Take Away: Most germicidal ultraviolet (UV) lamps emit a wavelength of around 254 nm. While these are very effective means of sterilization, they are also damaging to human skin and eyes and therefore are used in unoccupied spaces. However, a recent study has shown that a safer form of UV light at a wavelength of 222 nm is effective in killing SARS-CoV-2 virus in vitro.
The Claim: Researchers offer first proof that Ultraviolet C light with a 222 nm wavelength — which is safer to use around humans — effectively kills the SARS-CoV-2 virus.
The Evidence: The authors reference the safety of 222 nm UV light, and there are many studies to support this claim. 222 nm UV light has been shown to not cause DNA damage or skin lesions even at higher doses and for longer exposure times than used here (1, 2).

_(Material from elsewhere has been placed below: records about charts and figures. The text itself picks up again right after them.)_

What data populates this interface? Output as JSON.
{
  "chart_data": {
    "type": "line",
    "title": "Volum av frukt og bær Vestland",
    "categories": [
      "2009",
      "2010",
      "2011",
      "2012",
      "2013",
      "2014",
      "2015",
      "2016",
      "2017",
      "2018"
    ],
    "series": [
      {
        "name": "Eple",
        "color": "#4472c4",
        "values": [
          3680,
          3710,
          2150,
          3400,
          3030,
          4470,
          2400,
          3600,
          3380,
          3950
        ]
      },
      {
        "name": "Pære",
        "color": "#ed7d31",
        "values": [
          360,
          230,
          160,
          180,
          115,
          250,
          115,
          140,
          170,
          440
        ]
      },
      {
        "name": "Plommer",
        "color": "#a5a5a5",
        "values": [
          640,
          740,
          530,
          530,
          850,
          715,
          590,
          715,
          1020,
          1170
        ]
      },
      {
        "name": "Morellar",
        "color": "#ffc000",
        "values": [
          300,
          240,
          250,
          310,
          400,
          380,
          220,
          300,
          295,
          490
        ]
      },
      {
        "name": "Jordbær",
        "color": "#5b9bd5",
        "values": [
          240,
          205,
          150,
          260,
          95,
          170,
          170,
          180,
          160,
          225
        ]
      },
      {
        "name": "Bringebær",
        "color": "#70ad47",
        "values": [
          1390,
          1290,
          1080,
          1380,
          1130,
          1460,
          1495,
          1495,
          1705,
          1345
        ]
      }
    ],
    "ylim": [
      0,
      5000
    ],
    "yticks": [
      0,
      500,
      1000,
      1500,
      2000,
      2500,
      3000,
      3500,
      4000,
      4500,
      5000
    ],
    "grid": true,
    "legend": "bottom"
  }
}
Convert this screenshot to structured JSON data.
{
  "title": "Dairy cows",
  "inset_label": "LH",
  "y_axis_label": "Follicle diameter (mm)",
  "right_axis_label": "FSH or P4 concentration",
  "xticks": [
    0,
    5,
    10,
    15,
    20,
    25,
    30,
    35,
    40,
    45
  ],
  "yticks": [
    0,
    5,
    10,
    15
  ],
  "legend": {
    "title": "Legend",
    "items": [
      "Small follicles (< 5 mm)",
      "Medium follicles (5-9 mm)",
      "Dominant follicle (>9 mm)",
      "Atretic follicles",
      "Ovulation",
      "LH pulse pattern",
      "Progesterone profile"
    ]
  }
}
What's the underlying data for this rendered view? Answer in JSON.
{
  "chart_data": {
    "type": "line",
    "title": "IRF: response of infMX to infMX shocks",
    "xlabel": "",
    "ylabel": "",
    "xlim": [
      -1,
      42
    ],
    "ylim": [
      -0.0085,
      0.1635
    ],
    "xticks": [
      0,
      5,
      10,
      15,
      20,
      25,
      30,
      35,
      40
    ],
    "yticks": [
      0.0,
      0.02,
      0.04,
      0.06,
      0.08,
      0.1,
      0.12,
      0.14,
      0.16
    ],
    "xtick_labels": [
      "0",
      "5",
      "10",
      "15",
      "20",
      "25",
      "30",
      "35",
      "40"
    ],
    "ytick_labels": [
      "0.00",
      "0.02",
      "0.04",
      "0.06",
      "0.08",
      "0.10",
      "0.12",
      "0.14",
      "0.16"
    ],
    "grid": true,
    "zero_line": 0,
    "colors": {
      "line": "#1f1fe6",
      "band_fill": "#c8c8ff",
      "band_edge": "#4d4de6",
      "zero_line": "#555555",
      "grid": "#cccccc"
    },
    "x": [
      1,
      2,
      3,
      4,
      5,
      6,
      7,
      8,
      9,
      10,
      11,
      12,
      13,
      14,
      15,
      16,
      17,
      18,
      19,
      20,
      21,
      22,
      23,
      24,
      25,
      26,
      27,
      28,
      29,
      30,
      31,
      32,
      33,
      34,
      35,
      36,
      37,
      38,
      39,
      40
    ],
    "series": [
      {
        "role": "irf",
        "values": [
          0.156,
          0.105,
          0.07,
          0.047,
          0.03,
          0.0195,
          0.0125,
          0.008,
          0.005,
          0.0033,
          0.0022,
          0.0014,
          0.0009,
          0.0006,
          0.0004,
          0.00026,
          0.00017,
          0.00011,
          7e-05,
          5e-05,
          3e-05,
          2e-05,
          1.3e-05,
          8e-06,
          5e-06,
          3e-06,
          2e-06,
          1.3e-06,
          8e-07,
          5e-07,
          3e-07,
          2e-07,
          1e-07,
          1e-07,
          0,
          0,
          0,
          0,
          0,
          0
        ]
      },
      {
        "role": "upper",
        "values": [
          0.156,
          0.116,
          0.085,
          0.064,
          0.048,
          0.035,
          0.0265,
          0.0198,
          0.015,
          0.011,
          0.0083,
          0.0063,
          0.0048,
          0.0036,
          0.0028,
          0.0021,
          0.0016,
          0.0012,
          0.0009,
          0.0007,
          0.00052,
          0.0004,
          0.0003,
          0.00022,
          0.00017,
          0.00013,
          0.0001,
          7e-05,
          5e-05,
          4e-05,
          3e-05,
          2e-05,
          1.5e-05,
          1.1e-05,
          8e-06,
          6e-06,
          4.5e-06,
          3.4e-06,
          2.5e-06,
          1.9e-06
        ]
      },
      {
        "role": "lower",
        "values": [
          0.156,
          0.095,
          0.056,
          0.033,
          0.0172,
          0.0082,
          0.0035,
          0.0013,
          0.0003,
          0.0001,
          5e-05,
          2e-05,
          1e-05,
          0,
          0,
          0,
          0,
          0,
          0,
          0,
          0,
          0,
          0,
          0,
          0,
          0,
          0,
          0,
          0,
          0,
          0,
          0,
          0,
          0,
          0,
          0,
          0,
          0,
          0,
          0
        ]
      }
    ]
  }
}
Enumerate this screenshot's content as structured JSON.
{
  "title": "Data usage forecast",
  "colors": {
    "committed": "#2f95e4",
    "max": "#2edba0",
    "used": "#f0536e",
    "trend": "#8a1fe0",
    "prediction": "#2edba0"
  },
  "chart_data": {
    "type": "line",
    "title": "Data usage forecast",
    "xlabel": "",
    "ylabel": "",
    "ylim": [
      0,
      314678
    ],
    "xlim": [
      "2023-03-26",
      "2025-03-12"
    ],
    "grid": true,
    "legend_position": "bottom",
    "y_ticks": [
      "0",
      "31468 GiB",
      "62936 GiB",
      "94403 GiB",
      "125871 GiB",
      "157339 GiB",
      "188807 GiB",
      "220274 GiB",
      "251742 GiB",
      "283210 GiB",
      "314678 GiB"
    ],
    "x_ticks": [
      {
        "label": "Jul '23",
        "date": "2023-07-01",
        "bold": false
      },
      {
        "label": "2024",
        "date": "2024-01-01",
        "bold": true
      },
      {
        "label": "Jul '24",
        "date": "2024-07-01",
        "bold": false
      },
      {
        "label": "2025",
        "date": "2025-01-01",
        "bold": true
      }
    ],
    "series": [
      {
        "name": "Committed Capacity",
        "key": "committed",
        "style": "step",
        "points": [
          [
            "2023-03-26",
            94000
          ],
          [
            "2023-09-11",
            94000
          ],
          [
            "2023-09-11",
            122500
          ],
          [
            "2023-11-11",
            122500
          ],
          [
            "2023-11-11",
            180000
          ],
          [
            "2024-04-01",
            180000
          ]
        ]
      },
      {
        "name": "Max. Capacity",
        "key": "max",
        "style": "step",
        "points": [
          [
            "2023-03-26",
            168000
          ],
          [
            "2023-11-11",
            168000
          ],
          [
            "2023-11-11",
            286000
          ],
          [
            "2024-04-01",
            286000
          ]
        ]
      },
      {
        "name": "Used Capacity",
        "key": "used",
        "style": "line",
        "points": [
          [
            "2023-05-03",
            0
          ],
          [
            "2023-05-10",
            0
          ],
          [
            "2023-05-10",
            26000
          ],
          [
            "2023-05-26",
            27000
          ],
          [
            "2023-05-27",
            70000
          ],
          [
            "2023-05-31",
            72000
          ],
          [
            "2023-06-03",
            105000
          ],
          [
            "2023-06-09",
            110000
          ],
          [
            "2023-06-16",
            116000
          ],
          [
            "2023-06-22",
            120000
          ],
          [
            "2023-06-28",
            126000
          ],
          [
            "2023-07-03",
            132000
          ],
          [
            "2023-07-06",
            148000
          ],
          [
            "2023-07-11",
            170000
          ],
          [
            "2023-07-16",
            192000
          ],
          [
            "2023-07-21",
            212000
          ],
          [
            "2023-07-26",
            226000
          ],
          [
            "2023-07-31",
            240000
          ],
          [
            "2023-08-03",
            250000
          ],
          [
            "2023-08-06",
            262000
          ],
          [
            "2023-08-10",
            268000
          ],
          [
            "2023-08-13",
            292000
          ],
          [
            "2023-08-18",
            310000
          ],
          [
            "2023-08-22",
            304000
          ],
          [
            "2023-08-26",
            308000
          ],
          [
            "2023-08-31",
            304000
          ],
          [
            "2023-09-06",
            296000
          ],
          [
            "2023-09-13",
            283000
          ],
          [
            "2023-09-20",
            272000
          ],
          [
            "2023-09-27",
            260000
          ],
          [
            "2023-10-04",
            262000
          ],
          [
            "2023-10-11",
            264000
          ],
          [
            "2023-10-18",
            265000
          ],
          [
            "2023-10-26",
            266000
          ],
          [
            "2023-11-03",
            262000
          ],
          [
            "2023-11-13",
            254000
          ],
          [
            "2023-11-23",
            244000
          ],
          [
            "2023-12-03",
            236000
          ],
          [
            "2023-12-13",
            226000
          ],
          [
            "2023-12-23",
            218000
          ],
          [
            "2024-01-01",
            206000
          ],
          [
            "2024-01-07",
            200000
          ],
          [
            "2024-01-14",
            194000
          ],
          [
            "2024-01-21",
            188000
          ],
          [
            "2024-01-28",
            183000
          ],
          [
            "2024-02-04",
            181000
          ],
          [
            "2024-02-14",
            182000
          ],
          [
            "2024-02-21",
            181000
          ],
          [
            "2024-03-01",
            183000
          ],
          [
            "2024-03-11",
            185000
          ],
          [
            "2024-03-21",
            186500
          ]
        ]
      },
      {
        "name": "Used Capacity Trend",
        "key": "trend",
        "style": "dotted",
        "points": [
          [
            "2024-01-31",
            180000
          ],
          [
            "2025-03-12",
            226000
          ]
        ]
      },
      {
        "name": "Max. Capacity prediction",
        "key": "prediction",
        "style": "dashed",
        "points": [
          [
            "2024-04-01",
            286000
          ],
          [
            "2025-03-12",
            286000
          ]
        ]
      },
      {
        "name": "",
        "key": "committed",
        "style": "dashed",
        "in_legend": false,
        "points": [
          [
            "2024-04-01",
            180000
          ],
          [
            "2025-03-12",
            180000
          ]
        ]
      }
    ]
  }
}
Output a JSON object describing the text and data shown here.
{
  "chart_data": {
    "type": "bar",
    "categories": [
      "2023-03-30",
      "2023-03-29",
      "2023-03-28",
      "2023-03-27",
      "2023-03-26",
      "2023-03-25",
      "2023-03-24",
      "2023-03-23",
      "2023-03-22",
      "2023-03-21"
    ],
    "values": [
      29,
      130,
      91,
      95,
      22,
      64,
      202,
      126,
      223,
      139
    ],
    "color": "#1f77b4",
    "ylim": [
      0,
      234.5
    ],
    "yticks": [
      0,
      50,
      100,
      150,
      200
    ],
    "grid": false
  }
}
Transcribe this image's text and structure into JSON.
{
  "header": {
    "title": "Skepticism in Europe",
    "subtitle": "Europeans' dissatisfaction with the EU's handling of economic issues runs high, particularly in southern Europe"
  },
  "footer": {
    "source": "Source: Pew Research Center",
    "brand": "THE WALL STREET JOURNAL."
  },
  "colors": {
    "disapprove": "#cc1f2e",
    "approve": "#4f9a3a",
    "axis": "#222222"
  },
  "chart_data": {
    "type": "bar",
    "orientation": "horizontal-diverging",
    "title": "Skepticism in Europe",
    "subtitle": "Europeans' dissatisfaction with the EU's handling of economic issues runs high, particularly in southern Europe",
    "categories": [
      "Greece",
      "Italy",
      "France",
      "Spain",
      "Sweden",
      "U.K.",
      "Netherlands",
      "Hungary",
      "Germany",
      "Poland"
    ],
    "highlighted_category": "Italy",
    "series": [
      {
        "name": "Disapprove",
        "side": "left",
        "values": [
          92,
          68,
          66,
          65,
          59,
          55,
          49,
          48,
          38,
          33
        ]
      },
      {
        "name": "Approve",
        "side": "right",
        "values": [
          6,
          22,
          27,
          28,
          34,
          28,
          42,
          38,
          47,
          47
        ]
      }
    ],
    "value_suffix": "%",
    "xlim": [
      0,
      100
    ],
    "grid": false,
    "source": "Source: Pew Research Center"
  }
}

In the study referenced, researchers at Hiroshima University exposed SARS-CoV-2 virus to low dosage 222 nm UV light and subsequently measured the amount of viable virus (3). They found that exposure of 0.1 mW/cm^2 for 30 seconds reduced the amount of viable virus by 99.7%. However, as the authors note, this study was performed using virus plated on a dish in a hood, and translation of these results to a public setting is unclear. For instance, in a hospital, there are many different types of surfaces and direct/consistent exposure to the UV light might not be feasible. While this study is promising, additional studies need to be done before promoting this as a safe and effective means of killing SARS-CoV-2 in an occupied environment.